C’était un fil conducteur constant dans sa poésie et sa prose, dans ses discours et ses conversations. L’amour qu’elle prônait n’était jamais kitsch, ni édulcoré, ni aveugle. Après tout, elle a dit un jour : « Quand quelqu’un vous montre qui il est, croyez-le dès la première fois ». Son type d’amour nous mettait au défi de faire preuve de bon sens, ainsi que de compassion, d’être une femme, un homme, de faire un pas en avant, de se tenir debout et d’être responsable. Ayant vu Maya interrompre un dîner pour réprimander un invité qui avait fait une blague homophobe, puis se lever et lui dire qu’il n’était plus le bienvenu chez elle, je sais qu’elle pratiquait ce qu’elle prêchait.
Elle s’est tenue debout, grande sur ses pieds, grande même à la fin de sa vie, alors qu’elle était confinée dans un fauteuil roulant. Dans ses paroles, sa vie et ses actes, elle a tout simplement refusé d’être liée, enfermée, stéréotypée ou rejetée. Elle a déjoué les pronostics en les ignorant. Ignorer les chances des Noirs qui ont grandi à une époque où des fruits étranges pendaient sur les arbres, d’une mère adolescente noire qui s’est libérée du piège de la pauvreté, d’une femme qui a brisé le plafond de verre et les murs de béton du racisme qui déforment et limitent encore le progrès d’un peuple.
Elle savait qu’elle se tenait sur les épaules puissantes de ses ancêtres immédiats et de ceux qui nous ont tous précédés, et elle les a honorés. Mais elle a aussi revendiqué le droit de faire son propre moule. Bien qu’elle se soit appelée Marguerite Annie Johnson à sa naissance, elle s’est baptisée Maya Angelou et a saisi son propre destin.

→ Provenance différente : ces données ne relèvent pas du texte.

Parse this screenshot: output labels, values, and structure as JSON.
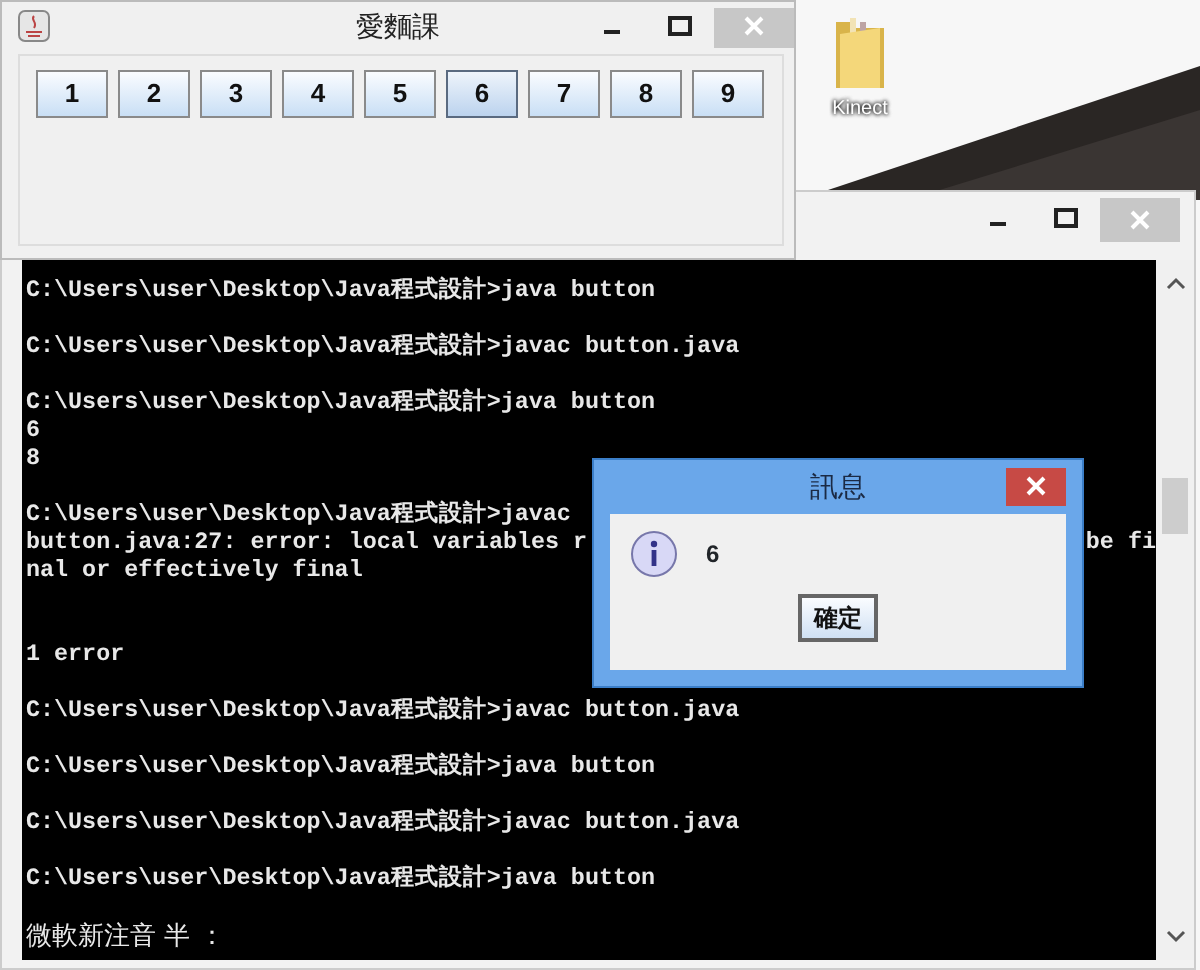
{
  "desktop": {
    "icons": [
      {
        "label": "Kinect"
      }
    ]
  },
  "java_window": {
    "title": "愛麵課",
    "buttons": [
      {
        "label": "1",
        "selected": false
      },
      {
        "label": "2",
        "selected": false
      },
      {
        "label": "3",
        "selected": false
      },
      {
        "label": "4",
        "selected": false
      },
      {
        "label": "5",
        "selected": false
      },
      {
        "label": "6",
        "selected": true
      },
      {
        "label": "7",
        "selected": false
      },
      {
        "label": "8",
        "selected": false
      },
      {
        "label": "9",
        "selected": false
      }
    ]
  },
  "console": {
    "lines": [
      {
        "text": "C:\\Users\\user\\Desktop\\Java程式設計>java button",
        "blank_before": false,
        "blank_after": true
      },
      {
        "text": "C:\\Users\\user\\Desktop\\Java程式設計>javac button.java",
        "blank_before": false,
        "blank_after": true
      },
      {
        "text": "C:\\Users\\user\\Desktop\\Java程式設計>java button",
        "blank_before": false,
        "blank_after": false
      },
      {
        "text": "6",
        "blank_before": false,
        "blank_after": false
      },
      {
        "text": "8",
        "blank_before": false,
        "blank_after": true
      },
      {
        "text": "C:\\Users\\user\\Desktop\\Java程式設計>javac",
        "blank_before": false,
        "blank_after": false
      },
      {
        "text": "button.java:27: error: local variables r",
        "tail": "be fi",
        "blank_before": false,
        "blank_after": false
      },
      {
        "text": "nal or effectively final",
        "blank_before": false,
        "blank_after": true
      },
      {
        "text": "1 error",
        "blank_before": true,
        "blank_after": true
      },
      {
        "text": "C:\\Users\\user\\Desktop\\Java程式設計>javac button.java",
        "blank_before": false,
        "blank_after": true
      },
      {
        "text": "C:\\Users\\user\\Desktop\\Java程式設計>java button",
        "blank_before": false,
        "blank_after": true
      },
      {
        "text": "C:\\Users\\user\\Desktop\\Java程式設計>javac button.java",
        "blank_before": false,
        "blank_after": true
      },
      {
        "text": "C:\\Users\\user\\Desktop\\Java程式設計>java button",
        "blank_before": false,
        "blank_after": true
      }
    ],
    "ime_status": "微軟新注音 半 ："
  },
  "dialog": {
    "title": "訊息",
    "message": "6",
    "ok_button": "確定"
  }
}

La petite fille qui a cessé de parler pendant six longues années parce qu’elle pensait que sa voix avait incité une foule à tuer son agresseur était destinée à parler au monde en tant que Maya Angelou. Parler et écrire, comme l’a fait remarquer le président Clinton lors de sa commémoration, « avec une clarté et une puissance qui toucheront les gens aussi longtemps que les mots écrits et parlés existeront ». Et en tant que Maya Angelou, elle nous a appelés à embrasser notre meilleure nature, nous a rappelé notre humanité commune, a mis au défi nos intellects et a exalté notre esprit. « Je crois, a-t-elle dit un jour, que chacun d’entre nous vient du Créateur en traînant des brins de gloire. » Pour sûr, Maya Angelou l’a fait.